Seven Deadly Behaviors of Ministry (Part Three)

coffee25.jpgThis is the third post in this series.  You might enjoy reading part 1 and part 2.

 
I am suggesting in these posts that there are behaviors ministers can engage in that are deadly to ministry in a church.  I am not suggesting that one might lose a ministry role or "get fired" over these behaviors.  Rather, I am saying that these behaviors rub against the very essence of what Christian ministry is about. 

 
The following are the remaining two deadly behaviors in this series:

 
6.  Fail to behave in such a way so that people experience a healthy space in relationships.  At one end of the spectrum, there are some ministers who seem to offer very little if any space in their relationships.  They practically smother people.  If you wish to have relationship with them, you must see things their way.  You need to agree with them or that is interpreted as not being "supportive."   These people are this minister’s supporters.  They don’t question.  They don’t offer alternative proposals.  In this minister’s mind, friendship means that these people are all for whatever he might say.  I recall a minister who one day was being asked several questions about his ministry.  These by no means were hostile questioners.  In fact, some of those asking questions were very good friends with this man.  Finally, it came time for this man to speak.  He said, "Why is everyone against me?"  In his mind, real friendship was to not be asked questions such as these.

 
At the other end of the spectrum is the minister who creates too much space.  He will allow no one to get near him.  He carefully holds his cards close to his vest.  He communicates to the people: "I really don’t trust you."  Now some may have good reason for this.  When a minister and his family have been severely injured by other Christians, they may be very likely to keep their guard up.  Nevertheless, ministry cannot be sustained when the minister refuses to have significant relationship with anyone.

 
7.  Feel as if you are entitled to do what you want to do.  "I work hard.  This church doesn’t pay me enough.  After all that I go through, I am entitled to a few things."  Maybe this means looking at a porn site on the Internet.  Perhaps this means watching an "adult" movie in a hotel room while away on a trip.  This could mean feeling as if he is entitled to an emotional affair with someone within the church.  ("After all, I didn’t do anything physical.  It’s not like I killed someone.")

 
Such a spirit of entitlement not only can lead a person down a very immoral road but it also reveals a spirit of arrogance that places the self above and beyond whatever it is that God desires or wants.

 
Are there any other behaviors that you would add to this list? 

6 comments

  1. Jim,Two very good points.  Relationships demand real character for them to flourish.  It takes a sense of security to be able to find that balance between vulnerability and independence.  In my journey I’ve gone from pillar to post with “relationship space” like you mention in point 6.  It’s helped having good friends and a wonderful wife who I can bounce my thoughts off and talk through my frustrations and concerns.  Their commitment to me, and to truth, has been a source of security and protection.  I just wouldn’t have been able to get there without them.  I fear that many ministers just don’t have the kind of safe and affirming relationships that can allow them to let down their guard enough to hear both hard and healing words.

  2. Jim,
    Great post yet again brother.
    I totally agree.
    I hope and pray that those who are beginning ministry will read this blog and put your wisdom into practice.  You are such a blessing to many.
    I pray that God will bless your life and ministry in ways you have never thought before. 
    Have a blessed week brother!

  3. Adam,You express this so well.  I like what you say regarding the need for a balance between independence and vulnerability.  It sounds like you are in a very healthy situation with your friends and wife as a central part of that.  

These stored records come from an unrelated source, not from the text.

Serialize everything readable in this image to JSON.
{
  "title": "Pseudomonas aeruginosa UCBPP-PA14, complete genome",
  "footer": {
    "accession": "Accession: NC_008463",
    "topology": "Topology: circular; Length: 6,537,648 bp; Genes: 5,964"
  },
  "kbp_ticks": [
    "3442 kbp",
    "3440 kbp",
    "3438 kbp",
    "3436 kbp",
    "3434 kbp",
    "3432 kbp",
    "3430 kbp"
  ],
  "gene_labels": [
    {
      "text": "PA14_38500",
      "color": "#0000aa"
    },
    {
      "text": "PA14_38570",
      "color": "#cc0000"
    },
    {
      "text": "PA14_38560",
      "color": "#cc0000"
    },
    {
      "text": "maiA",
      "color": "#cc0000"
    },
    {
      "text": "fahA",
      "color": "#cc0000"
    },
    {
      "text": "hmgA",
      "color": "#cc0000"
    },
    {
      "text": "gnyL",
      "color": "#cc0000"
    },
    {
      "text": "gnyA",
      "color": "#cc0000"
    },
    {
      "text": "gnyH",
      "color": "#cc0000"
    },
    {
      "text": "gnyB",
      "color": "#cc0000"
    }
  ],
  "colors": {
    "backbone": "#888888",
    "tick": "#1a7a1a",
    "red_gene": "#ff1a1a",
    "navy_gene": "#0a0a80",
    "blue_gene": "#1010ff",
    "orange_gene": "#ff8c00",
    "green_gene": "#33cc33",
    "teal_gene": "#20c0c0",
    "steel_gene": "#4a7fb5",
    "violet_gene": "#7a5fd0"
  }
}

  4. Kinney,Thanks so much for your very encouraging comment.  I am encouraged today by what you said. 

  5. I stumbled on your blog a few weeks ago and it was indeed like a breath of fresh air. I have been able to look at myself and evaluate myself through things that I already knew, but, hadn’t seen them on paper. Thank you so much for making ministry transparent and open so that we can see right through it.

  6. MIke, I am glad you left this comment. I appreciate your kind words. This blog reflects much of my life’s journey with God as well as my own ministry. I do hope that my own life reflects an openness and transparency. I wish for this no only on this blog but in my daily life “offline” as well. Hope you will comment again.